Violence ensued at a white nationalist protest in Charlottesville, Virginia, where Duke alumnus Richard Spencer spoke.

After a white nationalist rally in Charlottesville, Virginia left one dead and dozens injured, leaders across the country have denounced the bigotry, including President Vincent Price.

This weekend, alt-right and white nationalist protesters gathered near the University of Virginia campus and protested the removal of a confederate sculpture. Speakers included Richard Spencer, who pursued a Ph.D. program at Duke before dropping out. During the rally, a car drove through the crowd, killing one woman and injuring 19 others. 

Price, who assumed office July 1 following former President Richard Brodhead's departure, joined University presidents at the University of Maryland and UVA in condemning the violence.

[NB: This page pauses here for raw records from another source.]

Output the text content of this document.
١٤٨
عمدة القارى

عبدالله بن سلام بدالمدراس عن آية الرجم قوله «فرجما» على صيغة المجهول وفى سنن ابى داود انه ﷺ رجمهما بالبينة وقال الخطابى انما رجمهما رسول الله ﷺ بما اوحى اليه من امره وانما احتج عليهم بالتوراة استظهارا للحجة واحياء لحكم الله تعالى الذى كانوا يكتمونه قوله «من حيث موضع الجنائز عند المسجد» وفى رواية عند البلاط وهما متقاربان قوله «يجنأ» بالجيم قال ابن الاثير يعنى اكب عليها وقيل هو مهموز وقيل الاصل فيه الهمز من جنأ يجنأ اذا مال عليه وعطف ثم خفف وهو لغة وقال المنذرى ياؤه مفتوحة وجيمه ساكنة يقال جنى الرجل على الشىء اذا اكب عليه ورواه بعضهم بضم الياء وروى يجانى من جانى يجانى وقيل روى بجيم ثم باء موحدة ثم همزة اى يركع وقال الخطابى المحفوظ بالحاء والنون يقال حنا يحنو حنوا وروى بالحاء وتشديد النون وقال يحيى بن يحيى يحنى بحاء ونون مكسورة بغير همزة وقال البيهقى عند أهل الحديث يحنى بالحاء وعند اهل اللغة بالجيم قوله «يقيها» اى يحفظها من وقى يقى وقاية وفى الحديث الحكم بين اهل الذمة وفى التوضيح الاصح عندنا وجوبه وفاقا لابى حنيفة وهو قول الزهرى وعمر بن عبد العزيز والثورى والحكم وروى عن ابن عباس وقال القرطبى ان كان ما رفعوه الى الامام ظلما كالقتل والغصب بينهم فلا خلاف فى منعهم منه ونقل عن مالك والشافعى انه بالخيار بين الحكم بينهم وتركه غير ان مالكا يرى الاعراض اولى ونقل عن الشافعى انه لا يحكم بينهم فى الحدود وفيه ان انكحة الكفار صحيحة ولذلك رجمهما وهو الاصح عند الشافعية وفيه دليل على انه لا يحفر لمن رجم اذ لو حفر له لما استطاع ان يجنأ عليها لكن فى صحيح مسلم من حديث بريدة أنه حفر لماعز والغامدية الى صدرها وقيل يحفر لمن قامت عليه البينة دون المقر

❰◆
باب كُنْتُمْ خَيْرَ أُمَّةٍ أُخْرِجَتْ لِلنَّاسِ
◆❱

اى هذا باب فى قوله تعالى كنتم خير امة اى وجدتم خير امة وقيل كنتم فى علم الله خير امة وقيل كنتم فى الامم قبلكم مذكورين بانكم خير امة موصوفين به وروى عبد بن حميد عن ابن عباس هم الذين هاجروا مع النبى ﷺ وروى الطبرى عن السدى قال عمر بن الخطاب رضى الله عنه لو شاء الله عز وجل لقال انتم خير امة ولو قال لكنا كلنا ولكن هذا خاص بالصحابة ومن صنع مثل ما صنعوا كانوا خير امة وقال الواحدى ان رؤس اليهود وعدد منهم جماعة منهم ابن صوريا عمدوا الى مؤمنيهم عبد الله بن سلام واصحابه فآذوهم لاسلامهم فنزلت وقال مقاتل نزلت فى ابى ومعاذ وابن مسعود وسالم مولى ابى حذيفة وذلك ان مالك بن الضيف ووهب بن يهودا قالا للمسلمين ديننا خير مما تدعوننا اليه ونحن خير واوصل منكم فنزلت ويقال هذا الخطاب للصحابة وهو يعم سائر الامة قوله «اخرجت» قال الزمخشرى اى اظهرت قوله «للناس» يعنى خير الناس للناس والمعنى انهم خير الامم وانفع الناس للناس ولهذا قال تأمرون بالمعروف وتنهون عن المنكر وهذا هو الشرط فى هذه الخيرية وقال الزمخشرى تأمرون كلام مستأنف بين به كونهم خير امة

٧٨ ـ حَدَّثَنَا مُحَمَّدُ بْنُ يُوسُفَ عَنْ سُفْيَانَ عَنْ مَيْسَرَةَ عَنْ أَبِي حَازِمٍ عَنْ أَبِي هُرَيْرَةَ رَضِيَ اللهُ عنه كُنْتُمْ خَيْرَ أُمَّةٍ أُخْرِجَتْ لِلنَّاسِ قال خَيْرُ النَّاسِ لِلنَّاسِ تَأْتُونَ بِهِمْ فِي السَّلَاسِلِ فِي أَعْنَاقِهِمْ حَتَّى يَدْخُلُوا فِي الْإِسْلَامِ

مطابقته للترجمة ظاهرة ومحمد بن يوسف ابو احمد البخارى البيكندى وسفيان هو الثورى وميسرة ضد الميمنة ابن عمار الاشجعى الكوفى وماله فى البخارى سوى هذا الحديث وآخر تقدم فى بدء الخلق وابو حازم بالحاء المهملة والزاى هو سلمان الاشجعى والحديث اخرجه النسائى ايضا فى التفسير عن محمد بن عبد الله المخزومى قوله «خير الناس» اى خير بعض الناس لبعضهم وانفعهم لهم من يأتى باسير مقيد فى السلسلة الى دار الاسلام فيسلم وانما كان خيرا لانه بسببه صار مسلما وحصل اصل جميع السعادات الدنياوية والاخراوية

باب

“What we have all seen in Charlottesville was a sickening display of hate, bigotry, racism and ignorance, which must be denounced in strongest of terms," Price said. "We mourn the weekend’s terrible injuries and tragic loss of life. That these events occurred on and around the grounds of one of our nation’s great universities only adds to our dismay and deepens our profound sympathies. We salute the people of Charlottesville and the University of Virginia for their courage and unbroken devotion to community in the face of such hatred, and restate our own steadfast commitments to diversity, inclusion and respect for everyone at Duke.”

Other Duke leaders—including Duke Student Government President Riyanka Ganguly, a senior—spoke against the violence in a statement with student body presidents at other universities.

"As student body presidents across the United States, we are deeply saddened by the events that have occurred in Charlottesville, Virginia," the statement read. "We stand with the students of the University of Virginia, as what affects one of our campuses affects us all."